After my divorce I spent a long time by myself. I dated here and there but nothing serious. My focus was on my girls, my career, and healing. I was, by my definition at the time, a strong independent woman. After all I was purchasing, rehabbing and selling my own homes, I was raising two kids on my own, I was single handedly taking care of things around my house, I was growing in my career, and I had found happiness in being alone.
Then along came this man. I remember having a conversation with him on a date one time telling him I didn’t feel comfortable allowing him to help and support me and my girls. I thought it would make me weak and dependent. I had spent all of this time learning to handle things on my own. I was doing my work, healing myself. What would it mean if I allowed him in? How could I call myself strong and independent?
Here’s what I’ve figured out. Being strong doesn’t mean you don’t get to lean on someone. Being independent does not mean you do things on your own. The actual definition of strength and independence now in my book is how vulnerable you allow yourself to be. That’s where the real strength lies. Sharing your innermost fears with someone that allows you the space to have those fears, opening up and allowing help when you need it, that’s independence. None of that takes away from your strength. In my opinion its actually one of the hardest, most challenging, strongest things you can do. To me, those that close themselves off to vulnerability, those that don’t allow help, are showing a fake strength. That’s a wall that you’ve built, that I built, to protect myself from feeling scared, and from being hurt. And not much comes from that. The walls just get bigger and higher, the pain and hurt actually becomes greater.

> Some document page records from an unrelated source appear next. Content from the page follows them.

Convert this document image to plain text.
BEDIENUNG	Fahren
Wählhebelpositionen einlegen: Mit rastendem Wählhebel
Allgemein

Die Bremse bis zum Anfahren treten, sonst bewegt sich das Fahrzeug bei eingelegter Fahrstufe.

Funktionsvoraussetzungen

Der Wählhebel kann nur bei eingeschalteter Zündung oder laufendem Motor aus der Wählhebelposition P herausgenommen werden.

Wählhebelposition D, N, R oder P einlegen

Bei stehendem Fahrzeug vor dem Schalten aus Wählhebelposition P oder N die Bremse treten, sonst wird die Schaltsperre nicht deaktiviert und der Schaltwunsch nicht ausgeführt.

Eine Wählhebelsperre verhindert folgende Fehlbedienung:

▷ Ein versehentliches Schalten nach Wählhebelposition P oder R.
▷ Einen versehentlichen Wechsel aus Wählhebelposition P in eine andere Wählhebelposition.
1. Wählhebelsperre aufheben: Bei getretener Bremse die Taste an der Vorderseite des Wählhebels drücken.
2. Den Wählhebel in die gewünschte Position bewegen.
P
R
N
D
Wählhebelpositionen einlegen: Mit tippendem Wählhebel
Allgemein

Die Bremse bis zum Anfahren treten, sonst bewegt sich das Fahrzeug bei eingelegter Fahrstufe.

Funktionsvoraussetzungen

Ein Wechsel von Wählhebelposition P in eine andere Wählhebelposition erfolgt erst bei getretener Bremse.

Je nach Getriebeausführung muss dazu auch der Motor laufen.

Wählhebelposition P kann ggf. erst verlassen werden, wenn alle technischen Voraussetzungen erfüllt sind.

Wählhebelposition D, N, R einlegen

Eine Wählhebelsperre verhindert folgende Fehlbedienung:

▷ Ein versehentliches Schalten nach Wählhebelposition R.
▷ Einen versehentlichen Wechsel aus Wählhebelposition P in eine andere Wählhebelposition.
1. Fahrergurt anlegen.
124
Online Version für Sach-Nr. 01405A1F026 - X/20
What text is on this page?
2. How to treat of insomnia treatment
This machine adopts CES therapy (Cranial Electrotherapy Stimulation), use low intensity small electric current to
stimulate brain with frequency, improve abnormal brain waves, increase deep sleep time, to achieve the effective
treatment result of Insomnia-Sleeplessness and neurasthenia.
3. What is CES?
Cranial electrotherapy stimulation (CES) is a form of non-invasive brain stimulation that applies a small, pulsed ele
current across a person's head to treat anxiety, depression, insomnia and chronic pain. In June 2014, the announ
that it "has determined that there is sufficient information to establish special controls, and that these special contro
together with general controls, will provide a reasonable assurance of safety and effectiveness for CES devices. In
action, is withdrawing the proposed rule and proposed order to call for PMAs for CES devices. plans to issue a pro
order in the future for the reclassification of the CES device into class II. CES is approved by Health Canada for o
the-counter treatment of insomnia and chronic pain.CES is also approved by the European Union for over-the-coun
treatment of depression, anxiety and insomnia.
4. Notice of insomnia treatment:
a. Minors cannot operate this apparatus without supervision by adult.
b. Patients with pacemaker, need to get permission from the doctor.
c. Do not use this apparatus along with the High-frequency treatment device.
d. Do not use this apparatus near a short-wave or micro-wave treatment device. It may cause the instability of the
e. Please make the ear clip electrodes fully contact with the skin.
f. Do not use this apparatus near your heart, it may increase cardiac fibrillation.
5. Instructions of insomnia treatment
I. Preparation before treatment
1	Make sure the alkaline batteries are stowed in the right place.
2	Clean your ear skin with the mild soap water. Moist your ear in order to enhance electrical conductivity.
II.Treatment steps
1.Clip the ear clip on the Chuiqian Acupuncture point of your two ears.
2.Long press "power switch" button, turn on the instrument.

When you do the work to take down your walls, you attract a partner who is worthy of sharing your deepest, darkest moments and fears. You attract someone who actually wants to help and support you in all ways. I didn’t need Tad to save me. I had already saved myself. What I got was someone to remind me, to mirror for me, how strong I actually was, and to give me the safety to show up in my new version of strength and independence. I’m really proud of the person I have become, through all of my intentional relationships, but especially who I have become because of the support of this man. What we create in our relationship makes me better, and it makes him better too. A little bit of luck and a lot of hard work healing and redefining myself conspired to bring us together and for that I’m grateful.
What is your definition of strength and independence? How has your definition has changed throughout your life?